24.03.2012
[Ölm. T. 1451]
Yazıcıoğlu Mehmet, 15. yüzyılın ilk yarısında Sultan II. Murat ve Fatih devirlerinde yaşamış, halk arasında Âlim ve Veli olarak şöhret bulmuş, kardeşi Yazıcızade Ahmet Bicanile birlikte çok sevilmiş bir divan edebiyatı yazarıdır. ( bkz Yazıcızade Ahmet Bican Hayatı Eserleri Konuları )
Babası, devlet hizmetinde o zaman için önemli bir görev alan kâtiplik görevinde bulunduğundan [1]"Yazıcıoğlu" lakabıyla anılmıştır. Babası Salih Efendi 1408'de tamamladığı, Anadolu'da astroloji sahasında ilk Türkçe manzum eser olan Şemsiyye' adlı kitabın yazarıdır. Babası Salih Efendi, Şemsiye adlı bu eserini Ankara’da İskender bin Hacı Paşaya ithaf etmiş daha sonra Gelibolu'ya gelip yerleşmiştir. [2]Yazıcıoğlu Mehmet Efendi, babası ve kardeşi Yazıcızade Ahmet Bican 'ın Malkara'dan veya ona bağlı olan Kadıköy'ünden gelip Gelibolu’ya yerleşmiş oldukları sanılmaktadır. [3] Buna rağmen kardeşi Ahmet Bican'ın "Eserinde yer alan "Hak teâlâ hazretleri, miskîn Ahmed-i Bîcân'ı, deniz kenarında, gâziler şehrinde Gelibolu'da yarattı." ifadesinden onun Gelibolu'da doğduğu anlaşılmaktadır. [4]
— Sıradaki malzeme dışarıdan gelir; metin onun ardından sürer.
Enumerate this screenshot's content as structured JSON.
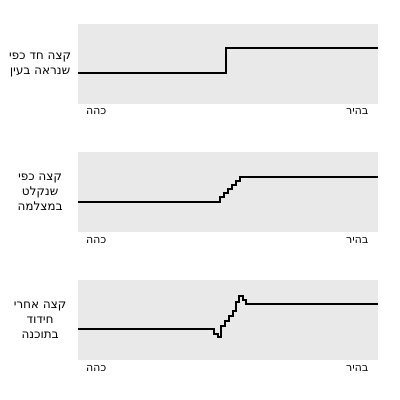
{
  "panels": [
    {
      "label_lines": [
        "קצה חד כפי",
        "שנראה בעין"
      ],
      "dark_label": "כהה",
      "bright_label": "בהיר"
    },
    {
      "label_lines": [
        "קצה כפי",
        "שנקלט",
        "במצלמה"
      ],
      "dark_label": "כהה",
      "bright_label": "בהיר"
    },
    {
      "label_lines": [
        "קצה אחרי",
        "חידוד",
        "בתוכנה"
      ],
      "dark_label": "כהה",
      "bright_label": "בהיר"
    }
  ]
}
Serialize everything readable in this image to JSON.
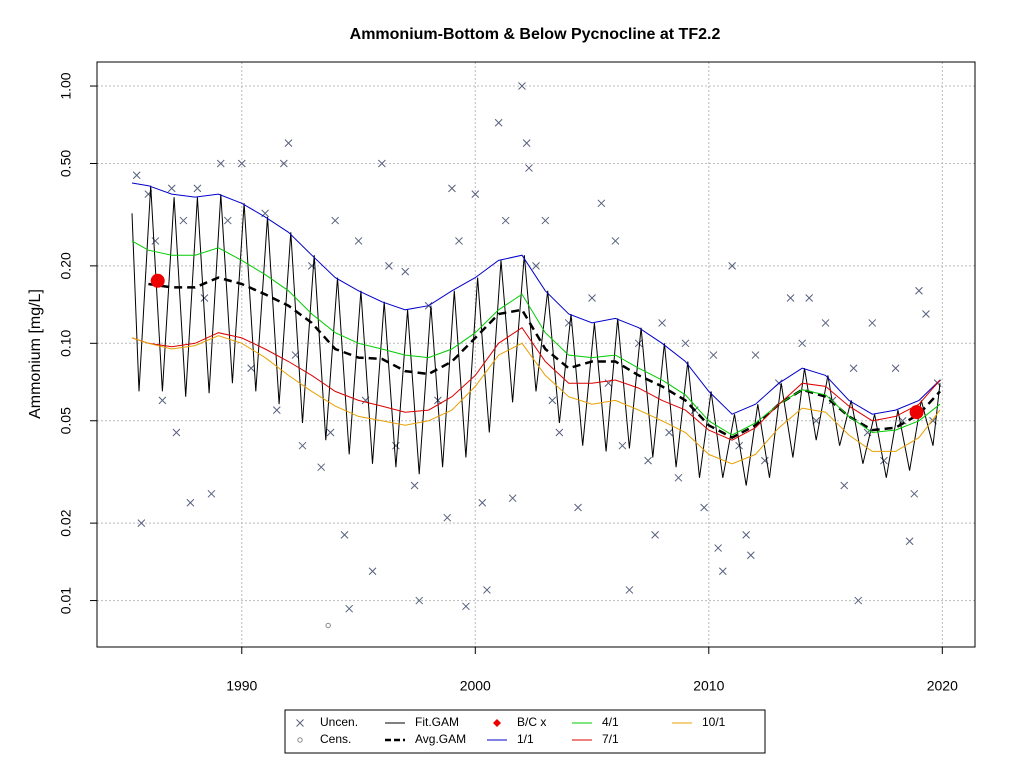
{
  "chart_data": {
    "type": "line",
    "title": "Ammonium-Bottom & Below Pycnocline at TF2.2",
    "ylabel": "Ammonium [mg/L]",
    "xlim": [
      1983.8,
      2021.4
    ],
    "ylim": [
      0.0066,
      1.24
    ],
    "ylog": true,
    "grid": true,
    "legend": "bottom",
    "xticks": [
      1990,
      2000,
      2010,
      2020
    ],
    "yticks": [
      0.01,
      0.02,
      0.05,
      {
        "value": 0.1,
        "label": "0.10"
      },
      {
        "value": 0.2,
        "label": "0.20"
      },
      {
        "value": 0.5,
        "label": "0.50"
      },
      {
        "value": 1,
        "label": "1.00"
      }
    ],
    "series": [
      {
        "name": "Uncen.",
        "color": "#56607e",
        "style": "points",
        "marker": "x",
        "x": [
          1985.5,
          1985.7,
          1986.0,
          1986.3,
          1986.6,
          1987.0,
          1987.2,
          1987.5,
          1987.8,
          1988.1,
          1988.4,
          1988.7,
          1989.1,
          1989.4,
          1990.0,
          1990.4,
          1991.0,
          1991.5,
          1991.8,
          1992.0,
          1992.3,
          1992.6,
          1993.0,
          1993.4,
          1993.8,
          1994.0,
          1994.4,
          1994.6,
          1995.0,
          1995.3,
          1995.6,
          1996.0,
          1996.3,
          1996.6,
          1997.0,
          1997.4,
          1997.6,
          1998.0,
          1998.4,
          1998.8,
          1999.0,
          1999.3,
          1999.6,
          2000.0,
          2000.3,
          2000.5,
          2001.0,
          2001.3,
          2001.6,
          2002.0,
          2002.2,
          2002.3,
          2002.6,
          2003.0,
          2003.3,
          2003.6,
          2004.0,
          2004.4,
          2005.0,
          2005.4,
          2005.7,
          2006.0,
          2006.3,
          2006.6,
          2007.0,
          2007.4,
          2007.7,
          2008.0,
          2008.3,
          2008.7,
          2009.0,
          2009.4,
          2009.8,
          2010.2,
          2010.4,
          2010.6,
          2011.0,
          2011.3,
          2011.6,
          2011.8,
          2012.0,
          2012.4,
          2013.0,
          2013.5,
          2014.0,
          2014.3,
          2014.6,
          2015.0,
          2015.3,
          2015.8,
          2016.2,
          2016.4,
          2016.8,
          2017.0,
          2017.5,
          2018.0,
          2018.3,
          2018.6,
          2018.8,
          2019.0,
          2019.3,
          2019.6,
          2019.8
        ],
        "values": [
          0.45,
          0.02,
          0.38,
          0.25,
          0.06,
          0.4,
          0.045,
          0.3,
          0.024,
          0.4,
          0.15,
          0.026,
          0.5,
          0.3,
          0.5,
          0.08,
          0.32,
          0.055,
          0.5,
          0.6,
          0.09,
          0.04,
          0.2,
          0.033,
          0.045,
          0.3,
          0.018,
          0.0093,
          0.25,
          0.06,
          0.013,
          0.5,
          0.2,
          0.04,
          0.19,
          0.028,
          0.01,
          0.14,
          0.06,
          0.021,
          0.4,
          0.25,
          0.0095,
          0.38,
          0.024,
          0.011,
          0.72,
          0.3,
          0.025,
          1.0,
          0.6,
          0.48,
          0.2,
          0.3,
          0.06,
          0.045,
          0.12,
          0.023,
          0.15,
          0.35,
          0.07,
          0.25,
          0.04,
          0.011,
          0.1,
          0.035,
          0.018,
          0.12,
          0.045,
          0.03,
          0.1,
          0.055,
          0.023,
          0.09,
          0.016,
          0.013,
          0.2,
          0.04,
          0.018,
          0.015,
          0.09,
          0.035,
          0.07,
          0.15,
          0.1,
          0.15,
          0.05,
          0.12,
          0.06,
          0.028,
          0.08,
          0.01,
          0.045,
          0.12,
          0.035,
          0.08,
          0.05,
          0.017,
          0.026,
          0.16,
          0.13,
          0.05,
          0.07
        ]
      },
      {
        "name": "Cens.",
        "color": "#888888",
        "style": "points",
        "marker": "circle",
        "x": [
          1993.7
        ],
        "values": [
          0.008
        ]
      },
      {
        "name": "Fit.GAM",
        "color": "#000000",
        "style": "line",
        "x": [
          1985.3,
          1985.6,
          1986.1,
          1986.6,
          1987.1,
          1987.6,
          1988.1,
          1988.6,
          1989.1,
          1989.6,
          1990.1,
          1990.6,
          1991.1,
          1991.6,
          1992.1,
          1992.6,
          1993.1,
          1993.6,
          1994.1,
          1994.6,
          1995.1,
          1995.6,
          1996.1,
          1996.6,
          1997.1,
          1997.6,
          1998.1,
          1998.6,
          1999.1,
          1999.6,
          2000.1,
          2000.6,
          2001.1,
          2001.6,
          2002.1,
          2002.6,
          2003.1,
          2003.6,
          2004.1,
          2004.6,
          2005.1,
          2005.6,
          2006.1,
          2006.6,
          2007.1,
          2007.6,
          2008.1,
          2008.6,
          2009.1,
          2009.6,
          2010.1,
          2010.6,
          2011.1,
          2011.6,
          2012.1,
          2012.6,
          2013.1,
          2013.6,
          2014.1,
          2014.6,
          2015.1,
          2015.6,
          2016.1,
          2016.6,
          2017.1,
          2017.6,
          2018.1,
          2018.6,
          2019.1,
          2019.6,
          2019.9
        ],
        "values": [
          0.32,
          0.065,
          0.41,
          0.065,
          0.37,
          0.062,
          0.37,
          0.064,
          0.38,
          0.07,
          0.35,
          0.065,
          0.31,
          0.058,
          0.27,
          0.049,
          0.22,
          0.042,
          0.18,
          0.037,
          0.16,
          0.034,
          0.145,
          0.033,
          0.135,
          0.031,
          0.14,
          0.033,
          0.16,
          0.036,
          0.18,
          0.045,
          0.21,
          0.059,
          0.22,
          0.065,
          0.16,
          0.049,
          0.13,
          0.04,
          0.12,
          0.038,
          0.125,
          0.039,
          0.115,
          0.036,
          0.1,
          0.033,
          0.085,
          0.03,
          0.065,
          0.03,
          0.053,
          0.028,
          0.058,
          0.03,
          0.07,
          0.036,
          0.08,
          0.042,
          0.075,
          0.04,
          0.06,
          0.034,
          0.053,
          0.03,
          0.055,
          0.032,
          0.06,
          0.04,
          0.07
        ]
      },
      {
        "name": "Avg.GAM",
        "color": "#000000",
        "style": "line",
        "dash": true,
        "x": [
          1985.3,
          1986,
          1987,
          1988,
          1989,
          1990,
          1991,
          1992,
          1993,
          1994,
          1995,
          1996,
          1997,
          1998,
          1999,
          2000,
          2001,
          2002,
          2003,
          2004,
          2005,
          2006,
          2007,
          2008,
          2009,
          2010,
          2011,
          2012,
          2013,
          2014,
          2015,
          2016,
          2017,
          2018,
          2019,
          2019.9
        ],
        "values": [
          null,
          0.17,
          0.165,
          0.165,
          0.18,
          0.17,
          0.155,
          0.14,
          0.12,
          0.095,
          0.088,
          0.087,
          0.078,
          0.076,
          0.085,
          0.105,
          0.13,
          0.135,
          0.095,
          0.08,
          0.085,
          0.085,
          0.075,
          0.068,
          0.06,
          0.048,
          0.043,
          0.048,
          0.058,
          0.066,
          0.062,
          0.052,
          0.046,
          0.047,
          0.053,
          0.065
        ]
      },
      {
        "name": "B/C x",
        "color": "#ee0000",
        "style": "points",
        "marker": "dot",
        "x": [
          1986.4,
          2018.9
        ],
        "values": [
          0.175,
          0.054
        ]
      },
      {
        "name": "1/1",
        "color": "#0000cc",
        "style": "line",
        "x": [
          1985.3,
          1986,
          1987,
          1988,
          1989,
          1990,
          1991,
          1992,
          1993,
          1994,
          1995,
          1996,
          1997,
          1998,
          1999,
          2000,
          2001,
          2002,
          2003,
          2004,
          2005,
          2006,
          2007,
          2008,
          2009,
          2010,
          2011,
          2012,
          2013,
          2014,
          2015,
          2016,
          2017,
          2018,
          2019,
          2019.9
        ],
        "values": [
          0.42,
          0.41,
          0.38,
          0.37,
          0.38,
          0.35,
          0.31,
          0.27,
          0.22,
          0.18,
          0.16,
          0.145,
          0.135,
          0.14,
          0.16,
          0.18,
          0.21,
          0.22,
          0.16,
          0.13,
          0.12,
          0.125,
          0.115,
          0.1,
          0.085,
          0.065,
          0.053,
          0.058,
          0.07,
          0.08,
          0.075,
          0.06,
          0.053,
          0.055,
          0.06,
          0.072
        ]
      },
      {
        "name": "4/1",
        "color": "#00cc00",
        "style": "line",
        "x": [
          1985.3,
          1986,
          1987,
          1988,
          1989,
          1990,
          1991,
          1992,
          1993,
          1994,
          1995,
          1996,
          1997,
          1998,
          1999,
          2000,
          2001,
          2002,
          2003,
          2004,
          2005,
          2006,
          2007,
          2008,
          2009,
          2010,
          2011,
          2012,
          2013,
          2014,
          2015,
          2016,
          2017,
          2018,
          2019,
          2019.9
        ],
        "values": [
          0.25,
          0.23,
          0.22,
          0.22,
          0.235,
          0.21,
          0.185,
          0.16,
          0.13,
          0.11,
          0.1,
          0.095,
          0.09,
          0.088,
          0.095,
          0.11,
          0.135,
          0.155,
          0.11,
          0.09,
          0.088,
          0.09,
          0.08,
          0.072,
          0.063,
          0.05,
          0.044,
          0.049,
          0.058,
          0.066,
          0.063,
          0.052,
          0.045,
          0.046,
          0.05,
          0.058
        ]
      },
      {
        "name": "7/1",
        "color": "#dd0000",
        "style": "line",
        "x": [
          1985.3,
          1986,
          1987,
          1988,
          1989,
          1990,
          1991,
          1992,
          1993,
          1994,
          1995,
          1996,
          1997,
          1998,
          1999,
          2000,
          2001,
          2002,
          2003,
          2004,
          2005,
          2006,
          2007,
          2008,
          2009,
          2010,
          2011,
          2012,
          2013,
          2014,
          2015,
          2016,
          2017,
          2018,
          2019,
          2019.9
        ],
        "values": [
          0.105,
          0.1,
          0.097,
          0.1,
          0.11,
          0.105,
          0.095,
          0.085,
          0.075,
          0.065,
          0.06,
          0.057,
          0.054,
          0.055,
          0.062,
          0.075,
          0.1,
          0.115,
          0.085,
          0.07,
          0.07,
          0.072,
          0.067,
          0.06,
          0.055,
          0.046,
          0.042,
          0.047,
          0.058,
          0.07,
          0.068,
          0.057,
          0.05,
          0.052,
          0.058,
          0.072
        ]
      },
      {
        "name": "10/1",
        "color": "#e8a000",
        "style": "line",
        "x": [
          1985.3,
          1986,
          1987,
          1988,
          1989,
          1990,
          1991,
          1992,
          1993,
          1994,
          1995,
          1996,
          1997,
          1998,
          1999,
          2000,
          2001,
          2002,
          2003,
          2004,
          2005,
          2006,
          2007,
          2008,
          2009,
          2010,
          2011,
          2012,
          2013,
          2014,
          2015,
          2016,
          2017,
          2018,
          2019,
          2019.9
        ],
        "values": [
          0.105,
          0.1,
          0.095,
          0.098,
          0.107,
          0.1,
          0.088,
          0.075,
          0.065,
          0.057,
          0.052,
          0.05,
          0.048,
          0.05,
          0.055,
          0.068,
          0.09,
          0.1,
          0.075,
          0.062,
          0.058,
          0.06,
          0.055,
          0.05,
          0.045,
          0.037,
          0.034,
          0.037,
          0.047,
          0.056,
          0.054,
          0.044,
          0.038,
          0.038,
          0.043,
          0.055
        ]
      }
    ]
  }
}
Babası âlim bir zât olan, annesi de halk arasında çok sevilen hatta ermiş mertebesinde görülen ve küçük kardeşi ise Ahmet Bican olan Yazıcızâde Muhammed Efendi'nin doğum tarihi de kardeşi Ahmet Bican gibi belli değildir.
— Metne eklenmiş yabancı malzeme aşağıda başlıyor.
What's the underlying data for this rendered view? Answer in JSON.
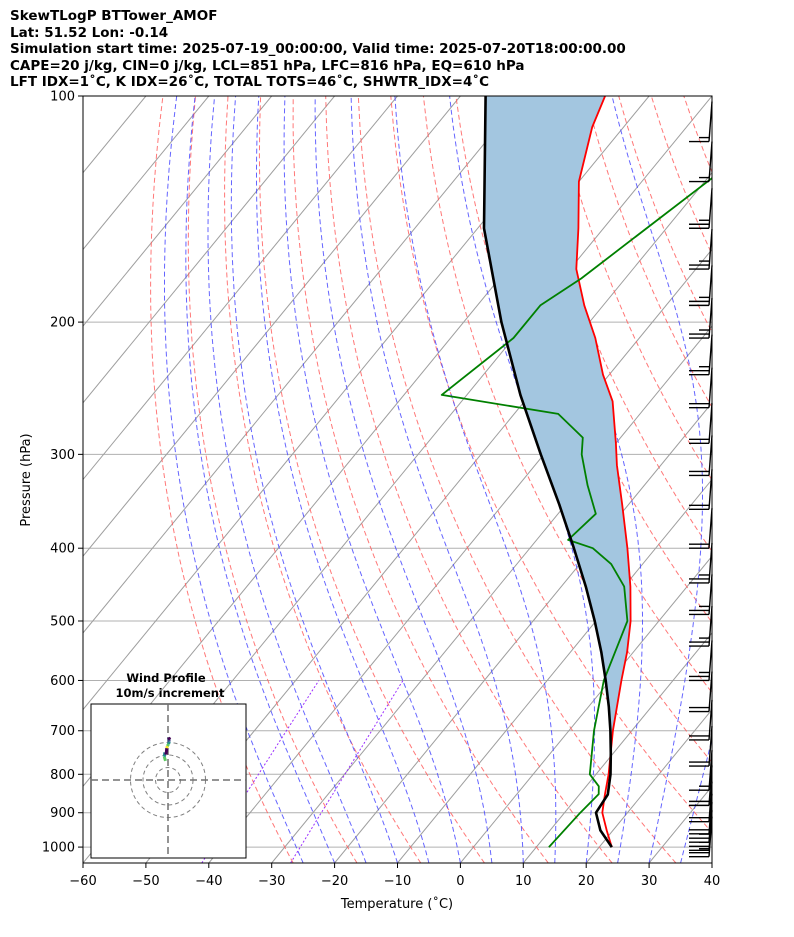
{
  "header": {
    "line1": "SkewTLogP BTTower_AMOF",
    "line2": "Lat: 51.52   Lon: -0.14",
    "line3": "Simulation start time: 2025-07-19_00:00:00, Valid time: 2025-07-20T18:00:00.00",
    "line4": "CAPE=20 j/kg, CIN=0 j/kg, LCL=851 hPa, LFC=816 hPa, EQ=610 hPa",
    "line5": "LFT IDX=1˚C, K IDX=26˚C, TOTAL TOTS=46˚C, SHWTR_IDX=4˚C"
  },
  "chart_data": {
    "type": "line",
    "subtype": "skew-t log-p diagram",
    "xlabel": "Temperature (˚C)",
    "ylabel": "Pressure (hPa)",
    "xlim": [
      -60,
      40
    ],
    "ylim": [
      1050,
      100
    ],
    "y_scale": "log",
    "x_ticks": [
      -60,
      -50,
      -40,
      -30,
      -20,
      -10,
      0,
      10,
      20,
      30,
      40
    ],
    "x_tick_labels": [
      "−60",
      "−50",
      "−40",
      "−30",
      "−20",
      "−10",
      "0",
      "10",
      "20",
      "30",
      "40"
    ],
    "y_ticks": [
      1000,
      900,
      800,
      700,
      600,
      500,
      400,
      300,
      200,
      100
    ],
    "y_tick_labels": [
      "1000",
      "900",
      "800",
      "700",
      "600",
      "500",
      "400",
      "300",
      "200",
      "100"
    ],
    "grid": true,
    "series": [
      {
        "name": "",
        "color": "#ff0000",
        "role": "temperature",
        "p": [
          1000,
          950,
          900,
          860,
          850,
          800,
          700,
          600,
          550,
          500,
          450,
          400,
          350,
          310,
          290,
          255,
          235,
          210,
          190,
          170,
          150,
          130,
          110,
          100
        ],
        "t": [
          22,
          19,
          16,
          14.4,
          14,
          12,
          7,
          1.8,
          -1,
          -4.5,
          -9,
          -14.5,
          -21,
          -27,
          -30,
          -36,
          -41,
          -47,
          -53,
          -59,
          -64,
          -70,
          -75,
          -77
        ]
      },
      {
        "name": "",
        "color": "#008000",
        "role": "dewpoint",
        "p": [
          1000,
          900,
          850,
          830,
          800,
          700,
          600,
          500,
          450,
          420,
          400,
          390,
          360,
          330,
          300,
          285,
          265,
          250,
          210,
          190,
          175,
          100
        ],
        "t": [
          12,
          12.5,
          13,
          12,
          9,
          4,
          -1,
          -5,
          -10,
          -15,
          -20,
          -25,
          -24,
          -29,
          -34,
          -36,
          -43,
          -64,
          -60,
          -60,
          -57,
          -43
        ]
      },
      {
        "name": "",
        "color": "#000000",
        "role": "parcel",
        "p": [
          1000,
          950,
          900,
          851,
          800,
          750,
          700,
          650,
          600,
          550,
          500,
          450,
          400,
          350,
          300,
          250,
          200,
          150,
          100
        ],
        "t": [
          22,
          18,
          15,
          14.5,
          12.3,
          9.6,
          6.6,
          3.2,
          -0.7,
          -5.1,
          -10.2,
          -16.1,
          -23,
          -31,
          -40.5,
          -51.5,
          -64,
          -79,
          -96
        ]
      }
    ],
    "shading": {
      "between": [
        "temperature",
        "parcel"
      ],
      "color": "#a3c6e0"
    },
    "background_lines": {
      "isotherms_color": "#9e9e9e",
      "dry_adiabats_color": "#ff6060",
      "moist_adiabats_color": "#4a4aff",
      "mixing_ratio_color": "#9b30ff"
    },
    "wind_barbs": {
      "color": "#000000",
      "levels": [
        {
          "p": 1030,
          "speed": 25
        },
        {
          "p": 1010,
          "speed": 25
        },
        {
          "p": 985,
          "speed": 25
        },
        {
          "p": 960,
          "speed": 20
        },
        {
          "p": 925,
          "speed": 20
        },
        {
          "p": 880,
          "speed": 20
        },
        {
          "p": 840,
          "speed": 15
        },
        {
          "p": 780,
          "speed": 20
        },
        {
          "p": 720,
          "speed": 20
        },
        {
          "p": 660,
          "speed": 20
        },
        {
          "p": 600,
          "speed": 25
        },
        {
          "p": 540,
          "speed": 25
        },
        {
          "p": 490,
          "speed": 25
        },
        {
          "p": 445,
          "speed": 25
        },
        {
          "p": 400,
          "speed": 20
        },
        {
          "p": 355,
          "speed": 20
        },
        {
          "p": 320,
          "speed": 20
        },
        {
          "p": 290,
          "speed": 20
        },
        {
          "p": 260,
          "speed": 20
        },
        {
          "p": 235,
          "speed": 25
        },
        {
          "p": 210,
          "speed": 25
        },
        {
          "p": 190,
          "speed": 25
        },
        {
          "p": 170,
          "speed": 25
        },
        {
          "p": 150,
          "speed": 25
        },
        {
          "p": 130,
          "speed": 15
        },
        {
          "p": 115,
          "speed": 15
        }
      ]
    },
    "inset": {
      "title_line1": "Wind Profile",
      "title_line2": "10m/s increment",
      "rings": [
        10,
        20,
        30
      ],
      "hodograph": {
        "u": [
          -2,
          -3,
          -2.5,
          -1.5,
          -1,
          -0.5,
          0.5,
          1,
          0.5,
          1.5
        ],
        "v": [
          4.5,
          5.5,
          6.5,
          6,
          7.5,
          8,
          8.5,
          9,
          10,
          9.5
        ]
      }
    }
  }
}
Soylu bir aileden gelen Ahmed'-i Bican kardeşi Muhammed Bican ile birlikte halk arasında evliya mertebesinde görülen bir payeye erişmiştir. [5]Anneleri ve kardeşleri ile ilgili anlatılan menkıbelerden anlaşıldığına göre Babası Yazıcı Salih Efendi, bazı rivayetlere göre, Ankara veya Bolu civarında devlet hizmetlerinde kâtiplik yapmıştır.
Yazıcıoğlu Mehmet, devrinin ilimlerini öğrenmiş, Arapça ve Farsça bilmektedir. Onun gözlerini başka bir dünyaya açan, gönül dünyasını uyandıran kimse ise Hacı Bayram Veli olmuştur. Bir şikâyet sonucu sorgulanmak üzere Ankara'dan, o zaman Osmanlı'nın başkenti olan Edirne'ye getirilmiş olan Hacı Bayram, II. Murat tarafından izzet ve ikram görmüştür. İstanbul fethedilmeden önce Anadolu- Edirne yolculuğu Çanakkale-Gelibolu üzerinden yapılıyordu. İşte bu sırada Yazıcıoğlu Mehmet ile Kardeşi Ahmet Bican, Hacı Bayram Veli ile tanışma fırsatı bulmuş ve Hacı Bayram Veli 'ye intisap etmişlerdir.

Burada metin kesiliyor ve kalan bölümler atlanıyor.